Foi o que aconteceu com o professor Luiz Cezar. Ele recebeu inesperadamente um Pix de R$ 700 e, logo em seguida, uma mensagem do suposto remetente dizendo que o envio havia sido por engano, pedindo a devolução do valor. Na intenção de ser correto, Luiz prontamente fez a transferência para a chave indicada pelo desconhecido.
“Pra mim, até aquele momento, estava tudo certo: recebi o dinheiro e devolvi”, conta o professor. Mas, instantes depois, veio a surpresa: o Pix que ele tinha recebido inicialmente foi cancelado, e a devolução que ele havia feito acabou saindo do próprio bolso. “Tentei contato com ele, mas fui bloqueado imediatamente”, relata.
Esse é o chamado golpe do Pix por engano, que se aproveita da honestidade das vítimas. Diferente de outros golpes, ele não exige invasão de conta ou roubo de dados. A ação dos golpistas é simples: eles enviam um valor para a conta da vítima e logo pedem a devolução, mas não pelo botão oficial de devolução do banco. Em seguida, acionam o próprio banco para cancelar o Pix original, fazendo com que a pessoa que devolveu fique no prejuízo.
De acordo com o Banco Central, só em 2023 foram registrados cerca de 5 milhões de pedidos no Mecanismo Especial de Devolução (MED), ferramenta criada para resolver disputas legítimas envolvendo o Pix.
Como se proteger
A dica dos especialistas é clara: nunca devolva um Pix manualmente por transferência ou para uma nova conta fornecida por terceiros. Se houver dúvida, use sempre a função “Devolver Pix” disponível dentro do extrato da transação no aplicativo do banco.

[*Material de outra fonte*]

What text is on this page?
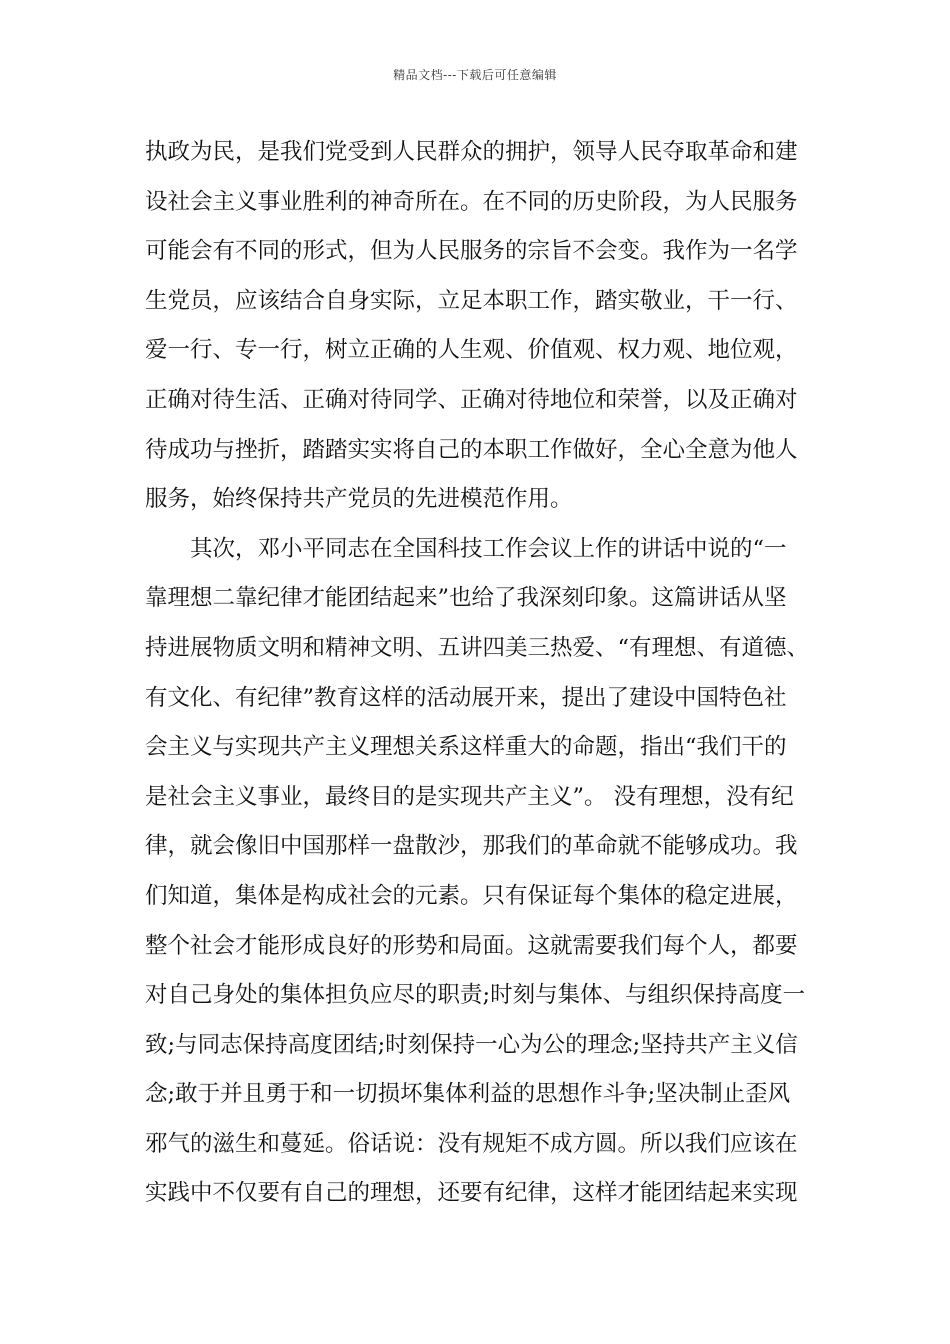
精品文档---下载后可任意编辑
执政为民，是我们党受到人民群众的拥护，领导人民夺取革命和建
设社会主义事业胜利的神奇所在。在不同的历史阶段，为人民服务
可能会有不同的形式，但为人民服务的宗旨不会变。我作为一名学
生党员，应该结合自身实际，立足本职工作，踏实敬业，干一行、
爱一行、专一行，树立正确的人生观、价值观、权力观、地位观，
正确对待生活、正确对待同学、正确对待地位和荣誉，以及正确对
待成功与挫折，踏踏实实将自己的本职工作做好，全心全意为他人
服务，始终保持共产党员的先进模范作用。
　　其次，邓小平同志在全国科技工作会议上作的讲话中说的“一
靠理想二靠纪律才能团结起来”也给了我深刻印象。这篇讲话从坚
持进展物质文明和精神文明、五讲四美三热爱、“有理想、有道德、
有文化、有纪律”教育这样的活动展开来，提出了建设中国特色社
会主义与实现共产主义理想关系这样重大的命题，指出“我们干的
是社会主义事业，最终目的是实现共产主义”。 没有理想，没有纪
律，就会像旧中国那样一盘散沙，那我们的革命就不能够成功。我
们知道，集体是构成社会的元素。只有保证每个集体的稳定进展，
整个社会才能形成良好的形势和局面。这就需要我们每个人，都要
对自己身处的集体担负应尽的职责;时刻与集体、与组织保持高度一
致;与同志保持高度团结;时刻保持一心为公的理念;坚持共产主义信
念;敢于并且勇于和一切损坏集体利益的思想作斗争;坚决制止歪风
邪气的滋生和蔓延。俗话说：没有规矩不成方圆。所以我们应该在
实践中不仅要有自己的理想，还要有纪律，这样才能团结起来实现
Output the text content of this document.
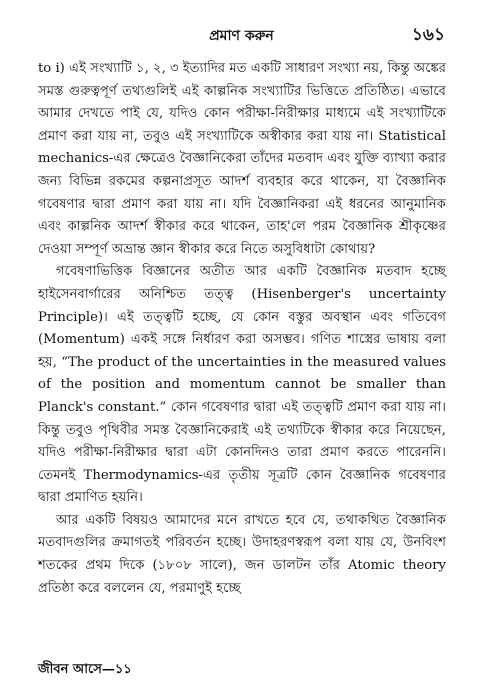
প্রমাণ করুন	১৬১

to i) এই সংখ্যাটি ১, ২, ৩ ইত্যাদির মত একটি সাধারণ সংখ্যা নয়, কিন্তু অঙ্কের সমস্ত গুরুত্বপূর্ণ তথ্যগুলিই এই কাল্পনিক সংখ্যাটির ভিত্তিতে প্রতিষ্ঠিত। এভাবে আমার দেখতে পাই যে, যদিও কোন পরীক্ষা-নিরীক্ষার মাধ্যমে এই সংখ্যাটিকে প্রমাণ করা যায় না, তবুও এই সংখ্যাটিকে অস্বীকার করা যায় না। Statistical mechanics-এর ক্ষেত্রেও বৈজ্ঞানিকেরা তাঁদের মতবাদ এবং যুক্তি ব্যাখ্যা করার জন্য বিভিন্ন রকমের কল্পনাপ্রসূত আদর্শ ব্যবহার করে থাকেন, যা বৈজ্ঞানিক গবেষণার দ্বারা প্রমাণ করা যায় না। যদি বৈজ্ঞানিকরা এই ধরনের আনুমানিক এবং কাল্পনিক আদর্শ স্বীকার করে থাকেন, তাহ'লে পরম বৈজ্ঞানিক শ্রীকৃষ্ণের দেওয়া সম্পূর্ণ অভ্রান্ত জ্ঞান স্বীকার করে নিতে অসুবিধাটা কোথায়?

গবেষণাভিত্তিক বিজ্ঞানের অতীত আর একটি বৈজ্ঞানিক মতবাদ হচ্ছে হাইসেনবার্গারের অনিশ্চিত তত্ত্ব (Hisenberger's uncertainty Principle)। এই তত্ত্বটি হচ্ছে, যে কোন বস্তুর অবস্থান এবং গতিবেগ (Momentum) একই সঙ্গে নির্ধারণ করা অসম্ভব। গণিত শাস্ত্রের ভাষায় বলা হয়, “The product of the uncertainties in the measured values of the position and momentum cannot be smaller than Planck's constant.” কোন গবেষণার দ্বারা এই তত্ত্বটি প্রমাণ করা যায় না। কিন্তু তবুও পৃথিবীর সমস্ত বৈজ্ঞানিকেরাই এই তথ্যটিকে স্বীকার করে নিয়েছেন, যদিও পরীক্ষা-নিরীক্ষার দ্বারা এটা কোনদিনও তারা প্রমাণ করতে পারেননি। তেমনই Thermodynamics-এর তৃতীয় সূত্রটি কোন বৈজ্ঞানিক গবেষণার দ্বারা প্রমাণিত হয়নি।

আর একটি বিষয়ও আমাদের মনে রাখতে হবে যে, তথাকথিত বৈজ্ঞানিক মতবাদগুলির ক্রমাগতই পরিবর্তন হচ্ছে। উদাহরণস্বরূপ বলা যায় যে, উনবিংশ শতকের প্রথম দিকে (১৮০৮ সালে), জন ডালটন তাঁর Atomic theory প্রতিষ্ঠা করে বললেন যে, পরমাণুই হচ্ছে

জীবন আসে—১১
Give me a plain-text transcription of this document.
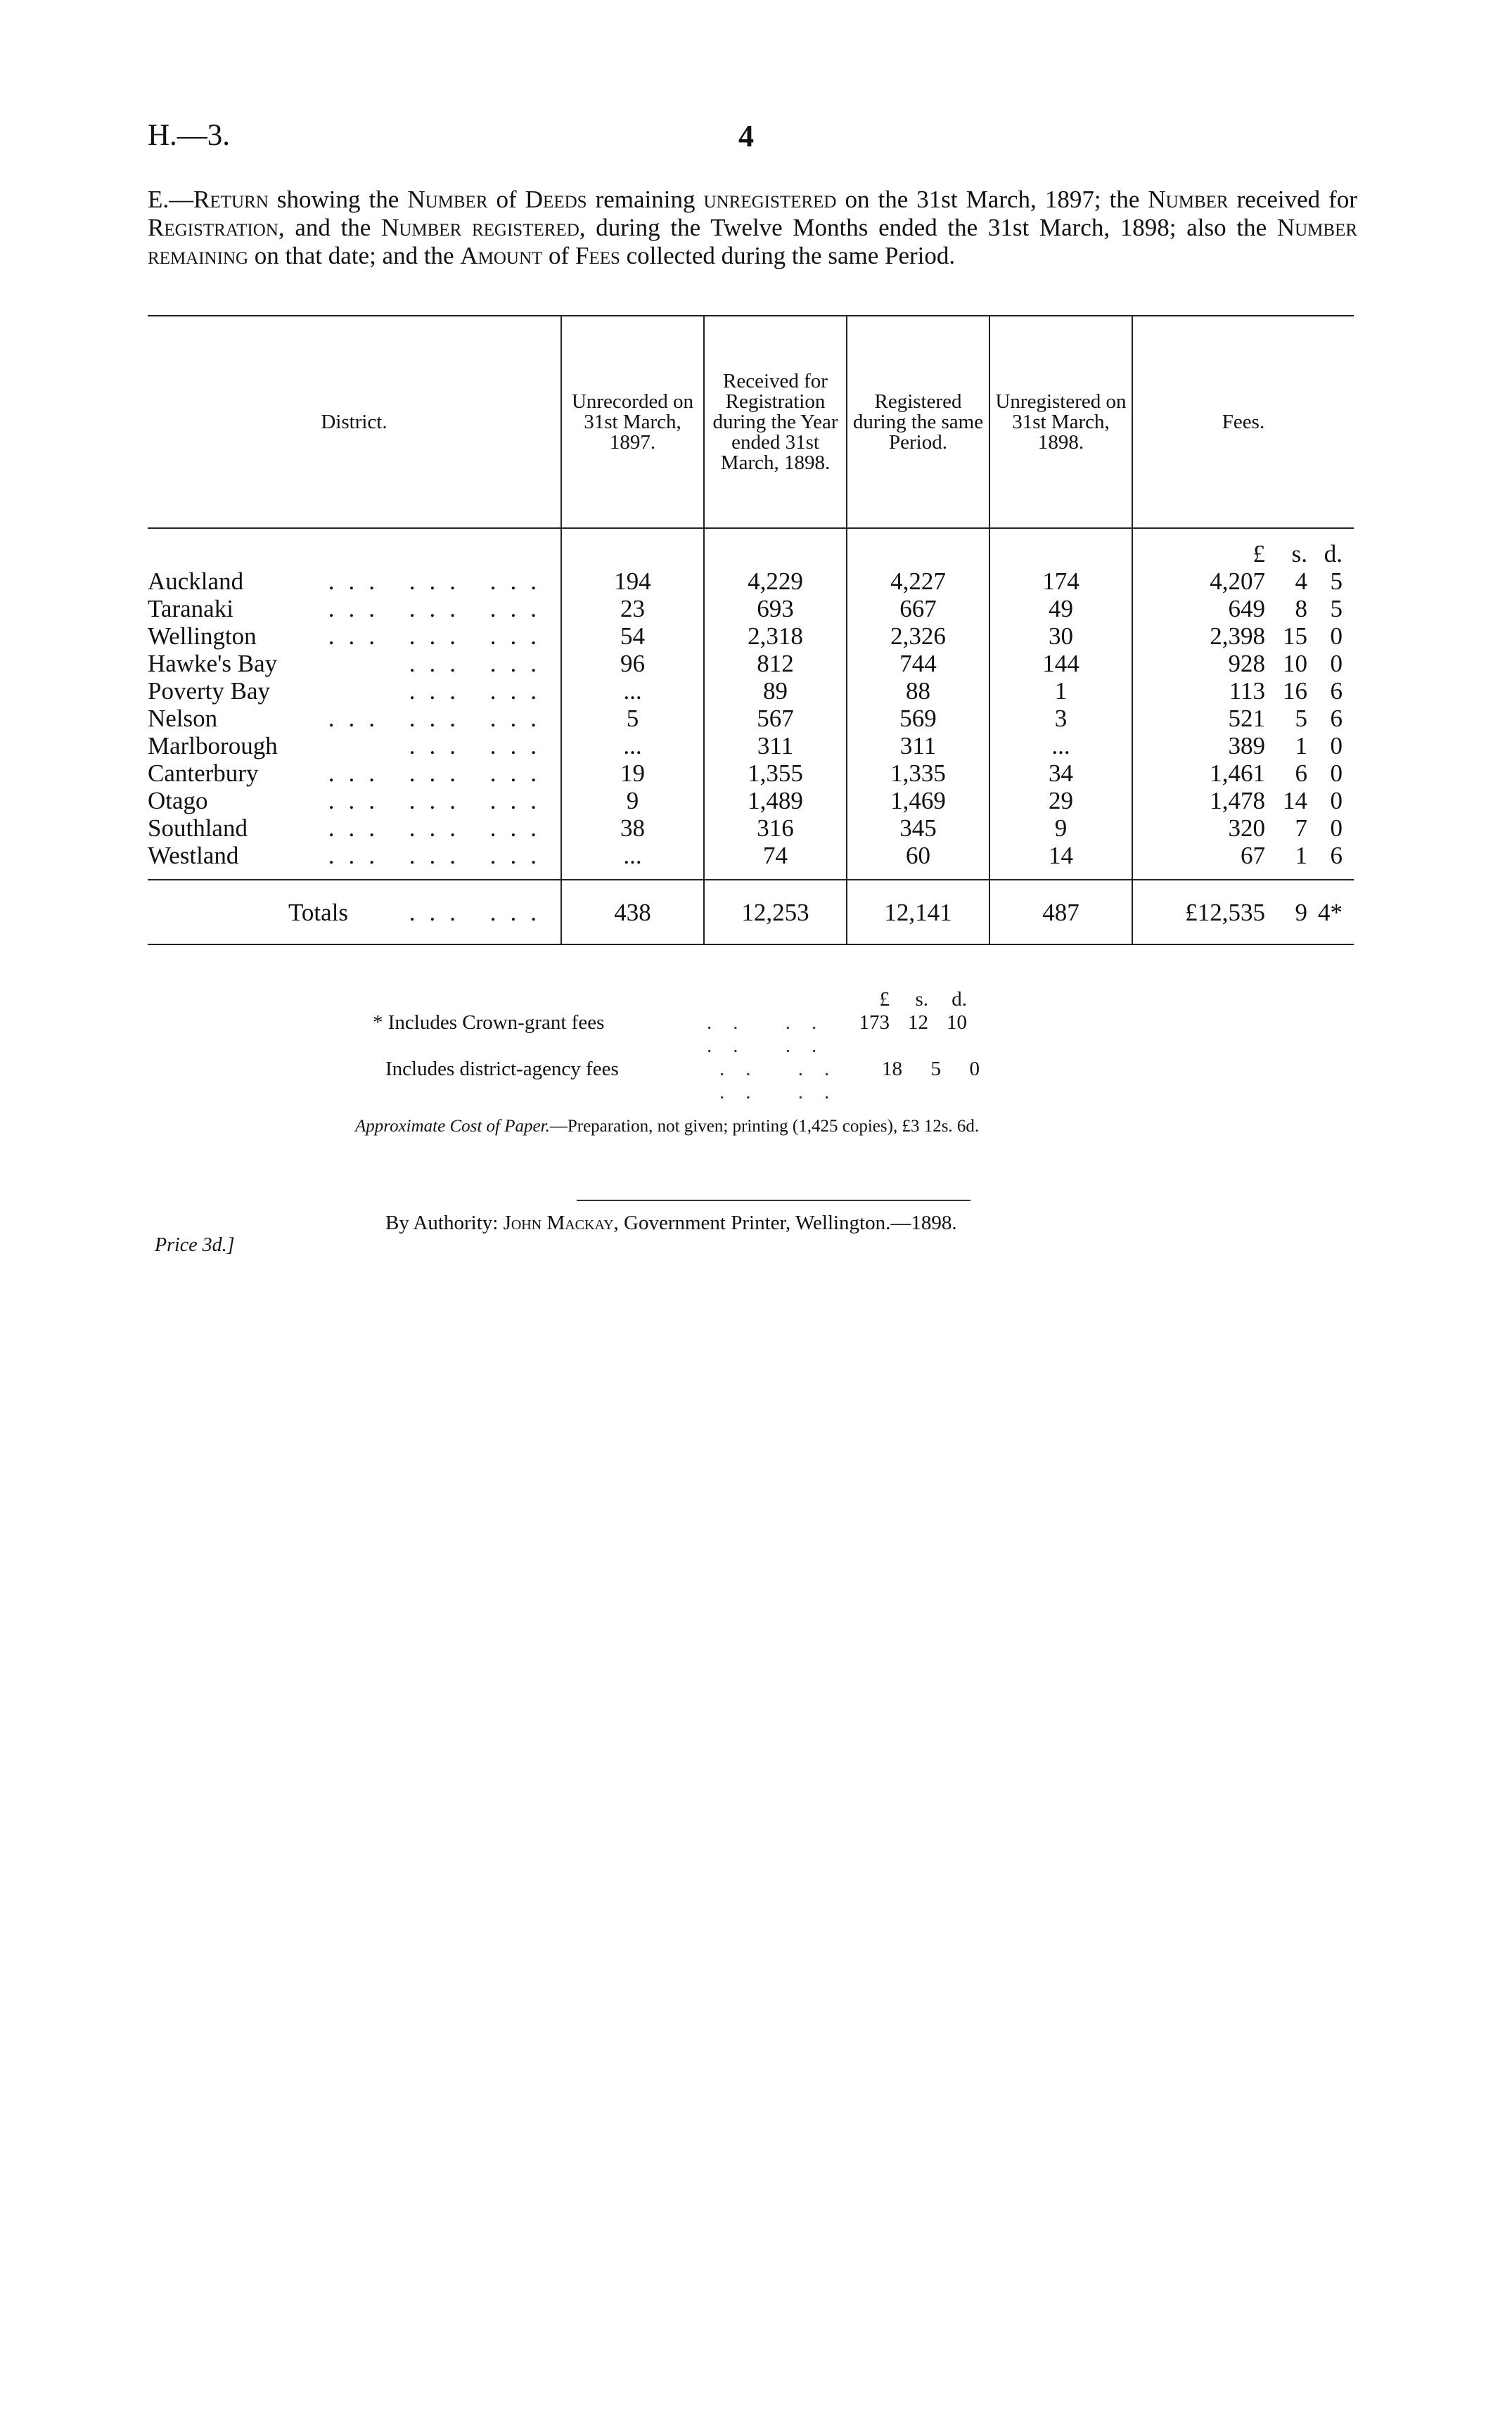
H.—3.	4
E.—Return showing the Number of Deeds remaining unregistered on the 31st March, 1897; the Number received for Registration, and the Number registered, during the Twelve Months ended the 31st March, 1898; also the Number remaining on that date; and the Amount of Fees collected during the same Period.
District.	Unrecorded on 31st March, 1897.	Received for Registration during the Year ended 31st March, 1898.	Registered during the same Period.	Unregistered on 31st March, 1898.	Fees.

					£ s. d.

Auckland ... ... ...	194	4,229	4,227	174	4,207 4 5

Taranaki ... ... ...	23	693	667	49	649 8 5

Wellington ... ... ...	54	2,318	2,326	30	2,398 15 0

Hawke's Bay ... ...	96	812	744	144	928 10 0

Poverty Bay ... ...	...	89	88	1	113 16 6

Nelson ... ... ...	5	567	569	3	521 5 6

Marlborough ... ...	...	311	311	...	389 1 0

Canterbury ... ... ...	19	1,355	1,335	34	1,461 6 0

Otago ... ... ...	9	1,489	1,469	29	1,478 14 0

Southland ... ... ...	38	316	345	9	320 7 0

Westland ... ... ...	...	74	60	14	67 1 6

Totals ... ...	438	12,253	12,141	487	£12,535 9 4*
£	s.	d.
* Includes Crown-grant fees	.. .. .. ..
173 12 10
Includes district-agency fees	.. .. .. ..
18	5	0
Approximate Cost of Paper.—Preparation, not given; printing (1,425 copies), £3 12s. 6d.
Price 3d.]
By Authority: John Mackay, Government Printer, Wellington.—1898.
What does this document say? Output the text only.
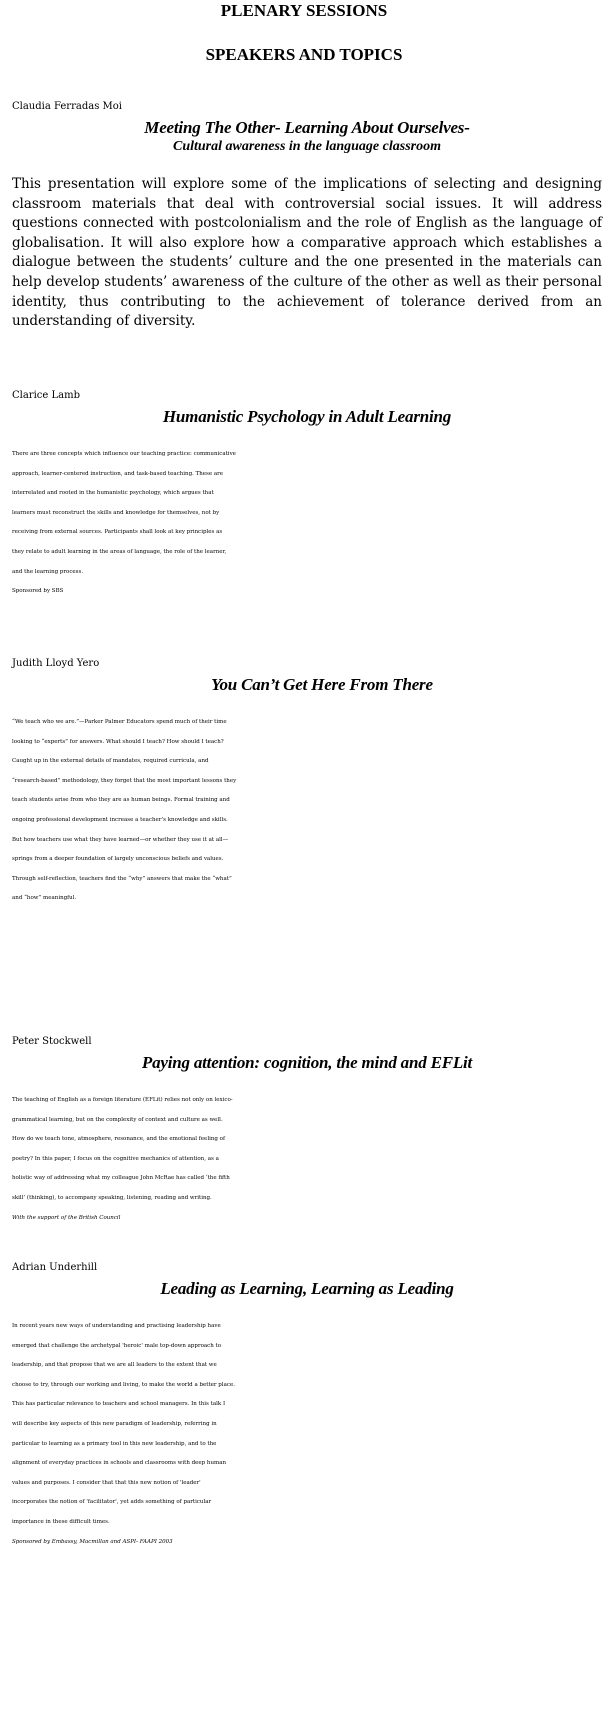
PLENARY SESSIONS
SPEAKERS AND TOPICS

Claudia Ferradas Moi

Meeting The Other- Learning About Ourselves-

Cultural awareness in the language classroom

This presentation will explore some of the implications of selecting and designing classroom materials that deal with controversial social issues. It will address questions connected with postcolonialism and the role of English as the language of globalisation. It will also explore how a comparative approach which establishes a dialogue between the students’ culture and the one presented in the materials can help develop students’ awareness of the culture of the other as well as their personal identity, thus contributing to the achievement of tolerance derived from an understanding of diversity.

Clarice Lamb

Humanistic Psychology in Adult Learning

There are three concepts which influence our teaching practice: communicative
approach, learner-centered instruction, and task-based teaching. These are
interrelated and rooted in the humanistic psychology, which argues that
learners must reconstruct the skills and knowledge for themselves, not by
receiving from external sources. Participants shall look at key principles as
they relate to adult learning in the areas of language, the role of the learner,
and the learning process.

Sponsored by SBS

Judith Lloyd Yero

You Can’t Get Here From There

“We teach who we are.”—Parker Palmer Educators spend much of their time
looking to “experts” for answers. What should I teach? How should I teach?
Caught up in the external details of mandates, required curricula, and
“research-based” methodology, they forget that the most important lessons they
teach students arise from who they are as human beings. Formal training and
ongoing professional development increase a teacher’s knowledge and skills.
But how teachers use what they have learned—or whether they use it at all—
springs from a deeper foundation of largely unconscious beliefs and values.
Through self-reflection, teachers find the “why” answers that make the “what”
and “how” meaningful.

Peter Stockwell

Paying attention: cognition, the mind and EFLit

The teaching of English as a foreign literature (EFLit) relies not only on lexico-
grammatical learning, but on the complexity of context and culture as well.
How do we teach tone, atmosphere, resonance, and the emotional feeling of
poetry? In this paper, I focus on the cognitive mechanics of attention, as a
holistic way of addressing what my colleague John McRae has called ‘the fifth
skill’ (thinking), to accompany speaking, listening, reading and writing.

With the support of the British Council

Adrian Underhill

Leading as Learning, Learning as Leading

In recent years new ways of understanding and practising leadership have
emerged that challenge the archetypal 'heroic' male top-down approach to
leadership, and that propose that we are all leaders to the extent that we
choose to try, through our working and living, to make the world a better place.
This has particular relevance to teachers and school managers. In this talk I
will describe key aspects of this new paradigm of leadership, referring in
particular to learning as a primary tool in this new leadership, and to the
alignment of everyday practices in schools and classrooms with deep human
values and purposes. I consider that that this new notion of 'leader'
incorporates the notion of 'facilitator', yet adds something of particular
importance in these difficult times.

Sponsored by Embassy, Macmillan and ASPI- FAAPI 2003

Walter Faria, da Febraban, reforça: “Quando a devolução é feita pelo próprio sistema, há registro formal da operação, o que impede o golpista de acionar o banco dele para reverter a transação.”
Renata Mariano, comerciante, por pouco não caiu na armadilha. Ela recebeu um Pix de R$ 2.500 e logo uma ligação pedindo para devolver o valor para outra conta. Desconfiada, decidiu não prosseguir com a devolução. “Nada cai do céu. Nunca transfira para terceiros, principalmente se for alguém que entrou em contato diretamente. Esses R$ 2.500 iam fazer muita falta”, alerta.
Portanto, a principal defesa contra esse tipo de golpe é a desconfiança e o uso correto dos recursos oferecidos pelos próprios bancos. Se receber um Pix inesperado, desconfie e use sempre os meios oficiais para qualquer devolução.